Where will Dublin and Meath Leinster LGFA Final be won


The developing rivalry between Dublin and Meath has caught everyone’s attention, another titanic battle awaits on Saturday

Dublin and Meath players Niamh Collins(L) and Monica McGuirk(R) pictured at a photoshoot for the Leinster LGFA Senior Championship final.
Niamh Collins of Dublin, left, and Meath goalkeeper Monica McGuirk during the TG4 Leinster LGFA Senior Championship Captain’s Evening 2022 at Johnstown Estate Hotel in Meath. Photo by Brendan Moran/Sportsfile

Dublin and Meath will lock horns for the third time this season in Saturday’s highly anticipated Leinster LGFA Senior Championship final in Croke Park.

Games between the two counties in what is becoming the big rivalry in the game at present, have been tense, physical and entertaining encounters with no quarter given by either side.

Calling a winner ahead of this Saturday’s final would be the folly of a fool considering their two meetings this year and last seasons All Ireland final, where there was nothing bar the bounce of a ball between the teams in all of those games, but we will look into where it might be won or lost.

Meath secured wins in last years All Ireland final and the Leinster Championship meeting in early May. Dublin claimed spoils in April in the league fixture between the teams in Páirc Tailteann with a last gasp converted free from Hannah Tyrrell.

A dive into two of the earlier games stats for indicators to which team will emerge victors and claim the Leinster title on Saturday, reveals very little as concrete evidence to point to either team having the upper hand.

The All Ireland final meeting between Dublin and Meath ended with a two point win to the Royal County. Dublin had more possession and created six more scoring opportunities in the game with 22 compared to Meath’s 16.

Dublin were also more adapt from open play with 19 shot attempts compared to 12 from Meath. But Meath’s conversion rate from their shots was higher, scoring 10 from 12 attempts (83%), compared to Dublin’s nine from 19 attempts (47%).

Meath lost just one of their own nineteen kick-outs with Dublin losing three of their sixteen restarts, but that stat is misleading as the majority of Meath’s restarts were very short and unchallenged.

As far as turnovers won are concerned Dublin had the upper hand in that department with 53% compared to Meath’s 46% and that could be a vital area on Saturday that decides the outcome.

A look at the stats from the two teams next meeting in this years league which Dublin won by a point reveals how close these two teams are, both sides had 18 shots each during the game, turnovers won were even with 21 each, Meath lost two of their own kick-outs with Dublin losing just one.

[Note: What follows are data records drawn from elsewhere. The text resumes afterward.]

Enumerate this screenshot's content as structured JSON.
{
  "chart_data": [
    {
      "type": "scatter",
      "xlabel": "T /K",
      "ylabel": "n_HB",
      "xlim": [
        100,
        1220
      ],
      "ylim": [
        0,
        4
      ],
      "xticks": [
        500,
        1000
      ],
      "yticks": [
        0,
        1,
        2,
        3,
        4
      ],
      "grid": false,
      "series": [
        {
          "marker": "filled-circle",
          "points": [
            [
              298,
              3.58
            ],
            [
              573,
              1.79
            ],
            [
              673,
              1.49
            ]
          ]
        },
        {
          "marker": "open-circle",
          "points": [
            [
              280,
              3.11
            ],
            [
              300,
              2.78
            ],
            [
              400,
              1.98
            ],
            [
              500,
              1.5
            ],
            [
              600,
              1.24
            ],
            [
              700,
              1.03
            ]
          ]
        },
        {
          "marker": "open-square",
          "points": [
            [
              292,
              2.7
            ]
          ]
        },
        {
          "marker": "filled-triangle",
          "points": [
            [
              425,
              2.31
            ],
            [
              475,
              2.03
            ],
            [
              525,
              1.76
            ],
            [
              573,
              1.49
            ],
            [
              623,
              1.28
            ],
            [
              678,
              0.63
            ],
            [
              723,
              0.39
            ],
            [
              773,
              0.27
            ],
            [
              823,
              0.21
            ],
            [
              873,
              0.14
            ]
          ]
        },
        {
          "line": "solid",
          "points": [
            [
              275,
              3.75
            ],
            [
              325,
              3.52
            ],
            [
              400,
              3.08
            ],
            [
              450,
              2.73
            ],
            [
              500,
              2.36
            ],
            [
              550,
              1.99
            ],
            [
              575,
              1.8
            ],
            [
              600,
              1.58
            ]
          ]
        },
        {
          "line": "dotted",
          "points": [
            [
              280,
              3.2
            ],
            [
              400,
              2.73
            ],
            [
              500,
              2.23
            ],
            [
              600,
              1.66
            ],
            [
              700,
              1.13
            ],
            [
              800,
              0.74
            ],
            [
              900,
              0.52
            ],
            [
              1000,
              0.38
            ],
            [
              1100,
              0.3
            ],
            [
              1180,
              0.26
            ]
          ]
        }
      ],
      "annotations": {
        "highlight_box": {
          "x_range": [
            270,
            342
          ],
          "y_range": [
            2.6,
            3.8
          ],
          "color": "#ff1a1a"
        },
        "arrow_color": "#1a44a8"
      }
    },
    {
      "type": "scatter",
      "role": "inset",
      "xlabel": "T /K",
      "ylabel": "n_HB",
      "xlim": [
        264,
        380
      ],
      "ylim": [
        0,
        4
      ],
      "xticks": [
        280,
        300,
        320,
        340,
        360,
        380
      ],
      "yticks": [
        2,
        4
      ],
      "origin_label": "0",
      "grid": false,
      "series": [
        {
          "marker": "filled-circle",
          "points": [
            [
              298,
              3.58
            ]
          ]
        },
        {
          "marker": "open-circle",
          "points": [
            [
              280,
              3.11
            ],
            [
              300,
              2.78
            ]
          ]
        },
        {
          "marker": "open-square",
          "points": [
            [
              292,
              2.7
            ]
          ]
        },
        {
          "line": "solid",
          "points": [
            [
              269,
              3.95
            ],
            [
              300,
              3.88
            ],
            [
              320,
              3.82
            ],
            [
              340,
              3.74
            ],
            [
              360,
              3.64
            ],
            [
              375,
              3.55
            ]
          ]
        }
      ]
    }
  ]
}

The last meeting at the start of May in round one of the Leinster championship, which Meath won by a single point is difficult to draw any conclusions from, after a tense battle in the first half both sides went into the break tied at four points apiece.

The momentum of the game shifted in Meath’s favour in the third quarter when they scored a controversial goal that involved two blatant fouls in the build-up, one a certain yellow card and ten minutes in the sin-bin and then a liberal interpretation of the steps rule for the goal scorer.

Meath went on to build an eight point lead, but Dublin wrestled back the momentum and dominated the final quarter, kept Meath scoreless and reduced the deficit to a single point, but ultimately Meath just about held on for the win.

So then where exactly is the winning or losing of Saturday’s final, well one thing is for sure based on the previous meetings, it won’t be a score fest due to how Meath set-up their team so it will come down to the fine margins.

Dublin have produced in two of the three previous meetings more scoring opportunities and even a small rise in their previous conversion rate percentage could be the deciding factor for Mick Bohan’s side.

The Dubs also have the greater scoring threat from more sectors of their team than Meath do and if they can garner a greater share of the possession and transition the ball quickly into scoring zone before Meath can crowd out the central channel, they have the forwards to take advantage.

Goals have been vital for Meath in their two wins over Dublin and they will need to find the back of the net again on Saturday to make it three wins from four.

It’s also noticeable that in both their wins they have prevented Dublin from raising any green flags, a repeat of that statistic in Croke Park tomorrow afternoon will go a long way to helping Meath add the Leinster title to their trophy collection.

If Meath get their noses in front coming down the home straight they are very adapt at running down the clock and Dublin will find it difficult to wrestle back control in the latter stages.

But if Dublin can keep it tight at the back and not concede any goals, produce a turnover rate similar to last years All Ireland final, transition the ball at pace to the attacking zone, their greater scoring threat both on the starting team and from the bench, could see them over the line by a couple of points.

It’s sure to be another titanic battle between Dublin and Meath and the margins are so fine between the teams it’s a hard one to call, the only hope is that regardless of the result of the game, that the post match conversation is centred on the passages of play and not the officiating.